Working with Connections

If you are working with multiple databases, you can switch the connection fluently:

use Thehouseofel\Dbsync\Facades\DbsyncSchema;

DbsyncSchema::connection('oracle_external')->forceDrop('legacy_table');

Important Note on Truncate & Foreign Keys

When truncating tables with active relationships, you must include all related tables in the same array.

The truncate method disables foreign key constraints before the process and re-enables them after all specified tables have been cleared. If you truncate a child table but leave data in the parent table (or vice-versa), the database will throw an error when re-enabling constraints due to referential integrity violations.

  • Correct: DbsyncSchema::truncate(['users', 'comments']); (Both sides of the FK are cleared).
  • Incorrect: DbsyncSchema::truncate(['comments']); (If users table still has data, re-enabling keys may fail).

Supported Methods

Method Description
forceDrop(string $table) Drops the table ignoring integrity constraints. It uses CASCADE CONSTRAINTS in Oracle, CASCADE in PostgreSQL, and manual foreign key cleanup in SQL Server.
truncate(array $tables) Vacuums the specified tables and resets identity counters. It manages the disabling/enabling of constraints globally for the provided set of tables.
connection(string|Connection $connection) Sets the database connection for the subsequent operations.

Driver Compatibility

The package is currently in Beta. While the logic is implemented for all major drivers, the level of testing varies:

Driver Status Notes
MySQL / MariaDB ✅ Tested Fully functional.
SQLite ✅ Tested Fully functional.
Oracle (12c+) ✅ Tested Verified using Identity Columns (standard since 12c).
PostgreSQL ⚠️ Beta Logic implemented but pending full integration tests.
SQL Server ⚠️ Beta Logic implemented but pending full integration tests.

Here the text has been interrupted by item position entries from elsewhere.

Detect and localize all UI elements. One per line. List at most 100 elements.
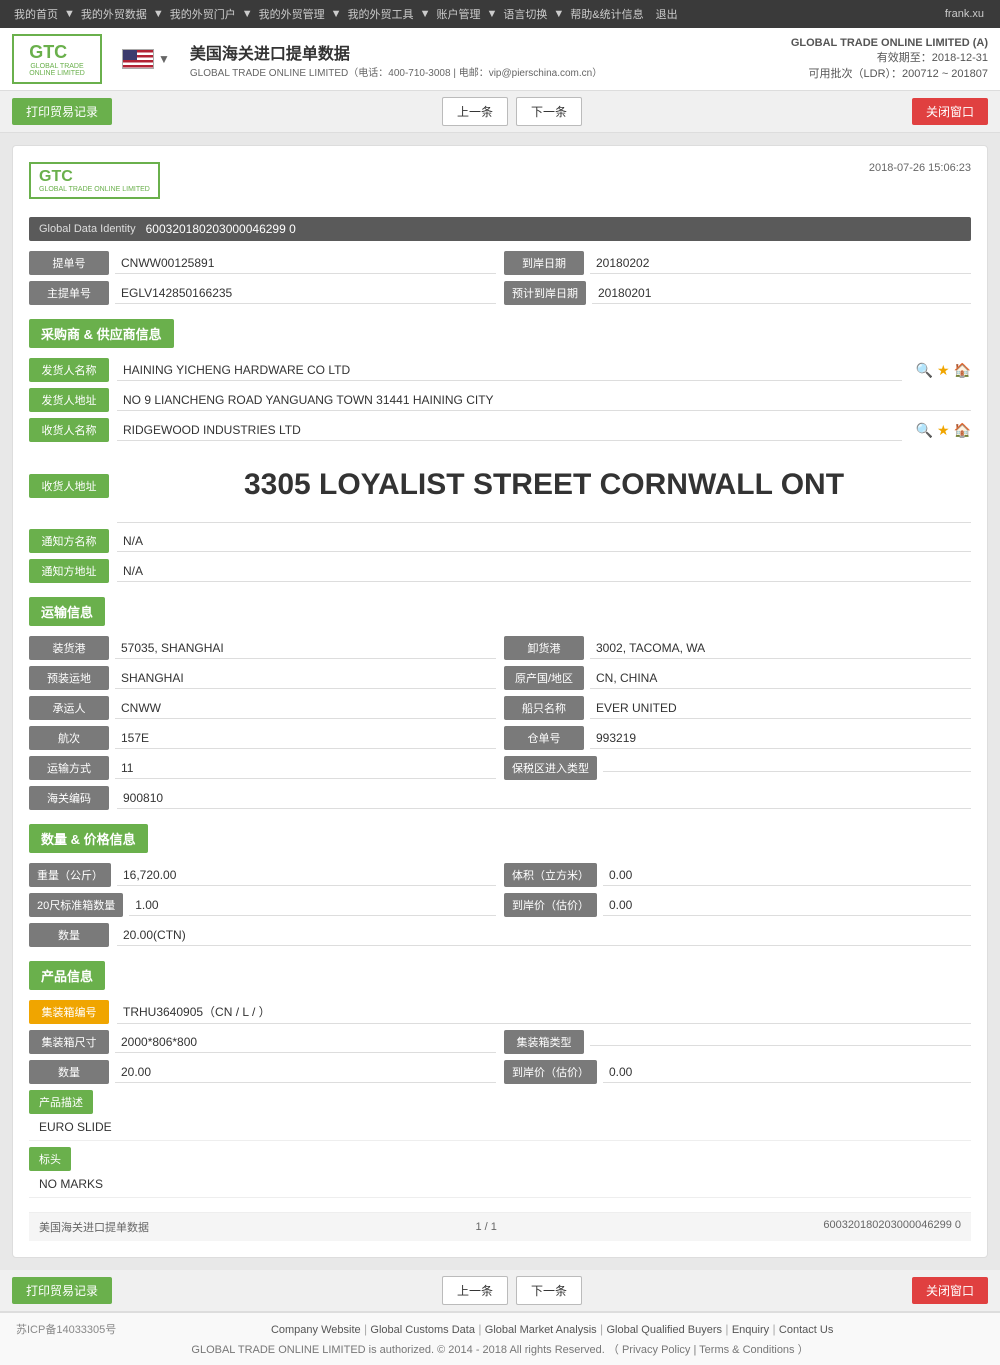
logo-gtc: GTC bbox=[29, 42, 85, 63]
unload-port-label: 卸货港 bbox=[504, 636, 584, 660]
flag-area: ▼ bbox=[122, 49, 170, 69]
pagination: 1 / 1 bbox=[475, 1219, 496, 1235]
voyage-value: 157E bbox=[115, 728, 496, 749]
shipper-addr-value: NO 9 LIANCHENG ROAD YANGUANG TOWN 31441 … bbox=[117, 390, 971, 411]
notify-addr-value: N/A bbox=[117, 561, 971, 582]
unload-port-pair: 卸货港 3002, TACOMA, WA bbox=[504, 636, 971, 660]
page-info: 1 / 1 bbox=[475, 1221, 496, 1233]
quantity-section-header: 数量 & 价格信息 bbox=[29, 824, 148, 853]
next-button-bottom[interactable]: 下一条 bbox=[516, 1276, 582, 1305]
star-icon-2[interactable]: ★ bbox=[937, 422, 950, 439]
marks-block: 标头 NO MARKS bbox=[29, 1147, 971, 1198]
copyright-text: GLOBAL TRADE ONLINE LIMITED is authorize… bbox=[16, 1341, 984, 1357]
origin-pair: 原产国/地区 CN, CHINA bbox=[504, 666, 971, 690]
consignee-name-label: 收货人名称 bbox=[29, 418, 109, 442]
nav-language[interactable]: 语言切换 bbox=[497, 6, 553, 22]
footer-link-contact[interactable]: Contact Us bbox=[779, 1324, 833, 1336]
container-size-pair: 集装箱尺寸 2000*806*800 bbox=[29, 1030, 496, 1054]
user-display: frank.xu bbox=[945, 8, 992, 20]
container-type-value bbox=[590, 1039, 971, 1046]
load-place-pair: 预装运地 SHANGHAI bbox=[29, 666, 496, 690]
nav-logout[interactable]: 退出 bbox=[650, 6, 684, 22]
nav-data[interactable]: 我的外贸数据 bbox=[75, 6, 153, 22]
qty-label: 数量 bbox=[29, 923, 109, 947]
nav-help[interactable]: 帮助&统计信息 bbox=[564, 6, 649, 22]
bottom-toolbar: 打印贸易记录 上一条 下一条 关闭窗口 bbox=[0, 1270, 1000, 1312]
prod-price-value: 0.00 bbox=[603, 1062, 971, 1083]
qty-row: 数量 20.00(CTN) bbox=[29, 923, 971, 947]
voyage-label: 航次 bbox=[29, 726, 109, 750]
shipper-icons: 🔍 ★ 🏠 bbox=[916, 362, 971, 379]
card-logo: GTC GLOBAL TRADE ONLINE LIMITED bbox=[29, 162, 160, 199]
origin-country-label: 原产国/地区 bbox=[504, 666, 584, 690]
star-icon[interactable]: ★ bbox=[937, 362, 950, 379]
prev-button-bottom[interactable]: 上一条 bbox=[442, 1276, 508, 1305]
container-no-pair: 仓单号 993219 bbox=[504, 726, 971, 750]
product-section: 产品信息 集装箱编号 TRHU3640905（CN / L / ） 集装箱尺寸 … bbox=[29, 961, 971, 1198]
site-footer: 苏ICP备14033305号 Company Website | Global … bbox=[0, 1312, 1000, 1365]
footer-link-buyers[interactable]: Global Qualified Buyers bbox=[606, 1324, 722, 1336]
us-flag bbox=[122, 49, 154, 69]
prev-button[interactable]: 上一条 bbox=[442, 97, 508, 126]
transport-mode-pair: 运输方式 11 bbox=[29, 756, 496, 780]
search-icon[interactable]: 🔍 bbox=[916, 362, 933, 379]
home-icon-2[interactable]: 🏠 bbox=[954, 422, 971, 439]
bill-arrive-row: 提单号 CNWW00125891 到岸日期 20180202 bbox=[29, 251, 971, 275]
valid-until: 有效期至：2018-12-31 bbox=[791, 49, 988, 65]
nav-home[interactable]: 我的首页 bbox=[8, 6, 64, 22]
load-port-value: 57035, SHANGHAI bbox=[115, 638, 496, 659]
close-button[interactable]: 关闭窗口 bbox=[912, 98, 988, 125]
main-content: GTC GLOBAL TRADE ONLINE LIMITED 2018-07-… bbox=[0, 133, 1000, 1270]
shipper-name-row: 发货人名称 HAINING YICHENG HARDWARE CO LTD 🔍 … bbox=[29, 358, 971, 382]
load-place-label: 预装运地 bbox=[29, 666, 109, 690]
timestamp: 2018-07-26 15:06:23 bbox=[869, 162, 971, 174]
search-icon-2[interactable]: 🔍 bbox=[916, 422, 933, 439]
notify-name-value: N/A bbox=[117, 531, 971, 552]
footer-link-enquiry[interactable]: Enquiry bbox=[732, 1324, 769, 1336]
footer-link-market[interactable]: Global Market Analysis bbox=[485, 1324, 597, 1336]
ftz-type-value bbox=[603, 765, 971, 772]
voyage-container-row: 航次 157E 仓单号 993219 bbox=[29, 726, 971, 750]
consignee-icons: 🔍 ★ 🏠 bbox=[916, 422, 971, 439]
product-desc-value: EURO SLIDE bbox=[29, 1114, 971, 1141]
transport-mode-value: 11 bbox=[115, 758, 496, 779]
footer-link-company[interactable]: Company Website bbox=[271, 1324, 361, 1336]
identity-row: Global Data Identity 6003201802030000462… bbox=[29, 217, 971, 241]
load-port-pair: 装货港 57035, SHANGHAI bbox=[29, 636, 496, 660]
footer-link-customs[interactable]: Global Customs Data bbox=[370, 1324, 475, 1336]
icp-text: 苏ICP备14033305号 bbox=[16, 1321, 116, 1337]
nav-account[interactable]: 账户管理 bbox=[430, 6, 486, 22]
identity-label: Global Data Identity bbox=[39, 223, 136, 235]
consignee-addr-value: 3305 LOYALIST STREET CORNWALL ONT bbox=[244, 468, 844, 501]
container-no-label-p: 集装箱编号 bbox=[29, 1000, 109, 1024]
carrier-pair: 承运人 CNWW bbox=[29, 696, 496, 720]
page-title-area: 美国海关进口提单数据 GLOBAL TRADE ONLINE LIMITED（电… bbox=[190, 40, 602, 79]
volume-value: 0.00 bbox=[603, 865, 971, 886]
vessel-value: EVER UNITED bbox=[590, 698, 971, 719]
next-button[interactable]: 下一条 bbox=[516, 97, 582, 126]
detail-card: GTC GLOBAL TRADE ONLINE LIMITED 2018-07-… bbox=[12, 145, 988, 1258]
unload-port-value: 3002, TACOMA, WA bbox=[590, 638, 971, 659]
container-no-label: 仓单号 bbox=[504, 726, 584, 750]
arrive-date-label: 到岸日期 bbox=[504, 251, 584, 275]
nav-tools[interactable]: 我的外贸工具 bbox=[342, 6, 420, 22]
close-button-bottom[interactable]: 关闭窗口 bbox=[912, 1277, 988, 1304]
home-icon[interactable]: 🏠 bbox=[954, 362, 971, 379]
prod-price-pair: 到岸价（估价） 0.00 bbox=[504, 1060, 971, 1084]
container20-label: 20尺标准箱数量 bbox=[29, 893, 123, 917]
weight-label: 重量（公斤） bbox=[29, 863, 111, 887]
nav-portal[interactable]: 我的外贸门户 bbox=[164, 6, 242, 22]
vessel-pair: 船只名称 EVER UNITED bbox=[504, 696, 971, 720]
master-pair: 主提单号 EGLV142850166235 bbox=[29, 281, 496, 305]
ftz-pair: 保税区进入类型 bbox=[504, 756, 971, 780]
prod-qty-price-row: 数量 20.00 到岸价（估价） 0.00 bbox=[29, 1060, 971, 1084]
page-title: 美国海关进口提单数据 bbox=[190, 40, 602, 64]
nav-manage[interactable]: 我的外贸管理 bbox=[253, 6, 331, 22]
arrive-pair: 到岸日期 20180202 bbox=[504, 251, 971, 275]
carrier-label: 承运人 bbox=[29, 696, 109, 720]
notify-name-label: 通知方名称 bbox=[29, 529, 109, 553]
print-button[interactable]: 打印贸易记录 bbox=[12, 98, 112, 125]
print-button-bottom[interactable]: 打印贸易记录 bbox=[12, 1277, 112, 1304]
customs-value: 900810 bbox=[117, 788, 971, 809]
flag-dropdown[interactable]: ▼ bbox=[158, 52, 170, 66]
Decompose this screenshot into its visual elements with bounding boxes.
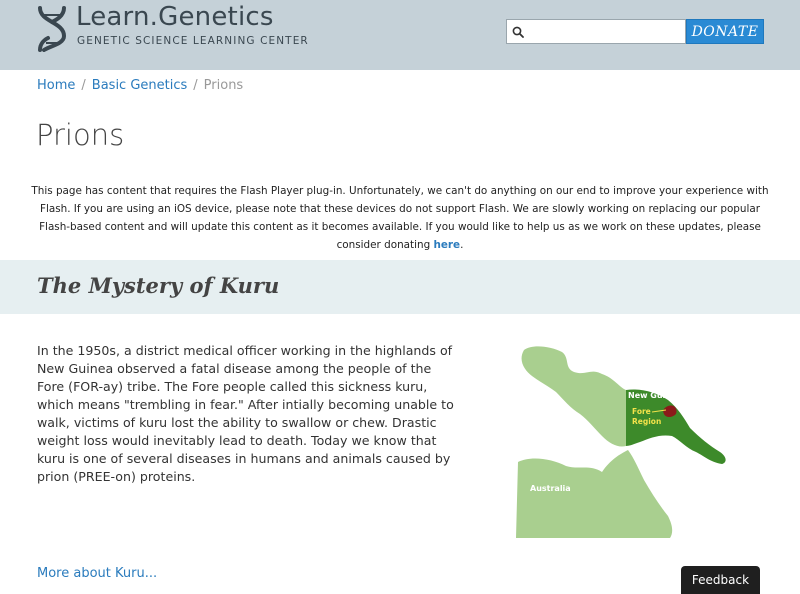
more-about-kuru-link[interactable]: More about Kuru... [37,566,157,581]
search-icon[interactable] [507,20,529,43]
page-title: Prions [36,118,125,152]
site-logo[interactable]: Learn.Genetics GENETIC SCIENCE LEARNING … [36,2,326,52]
breadcrumb-basic-genetics[interactable]: Basic Genetics [92,78,188,93]
map-new-guinea-west [521,346,626,447]
breadcrumb: Home / Basic Genetics / Prions [37,78,243,93]
section-title: The Mystery of Kuru [37,273,280,298]
feedback-button[interactable]: Feedback [681,566,760,594]
donate-button[interactable]: DONATE [686,19,764,44]
map-australia [516,450,673,538]
map-label-australia: Australia [530,484,571,493]
map-label-new-guinea: New Guinea [628,391,682,400]
kuru-description: In the 1950s, a district medical officer… [37,343,454,484]
logo-title: Learn.Genetics [76,2,274,32]
breadcrumb-separator: / [193,78,198,93]
section-header-band: The Mystery of Kuru [0,260,800,314]
kuru-map: Papua New Guinea Fore Region Australia [516,346,726,538]
breadcrumb-separator: / [81,78,86,93]
flash-notice-end: . [460,239,464,251]
site-header: Learn.Genetics GENETIC SCIENCE LEARNING … [0,0,800,70]
search-box[interactable] [506,19,686,44]
breadcrumb-current: Prions [203,78,244,93]
flash-notice: This page has content that requires the … [30,182,770,254]
logo-subtitle: GENETIC SCIENCE LEARNING CENTER [77,35,309,47]
map-label-papua: Papua [628,381,656,390]
search-input[interactable] [529,21,679,42]
flash-notice-text: This page has content that requires the … [31,185,769,251]
map-papua-new-guinea [626,389,726,464]
dna-logo-icon [38,6,67,52]
map-label-region: Region [632,417,661,426]
breadcrumb-home[interactable]: Home [37,78,75,93]
map-label-fore: Fore [632,407,651,416]
donate-here-link[interactable]: here [433,239,460,251]
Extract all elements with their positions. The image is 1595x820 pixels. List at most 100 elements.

Beta Disclaimer: While the core logic is implemented for all drivers, please proceed with caution when using this package in production environments with Postgres or SQL Server, as they are still undergoing full verification. We highly encourage testing in these environments! If you encounter any issues or wish to contribute, please open an issue or submit a PR.

License

laravel-db-sync is an open-sourced software licensed under the MPL-2.0.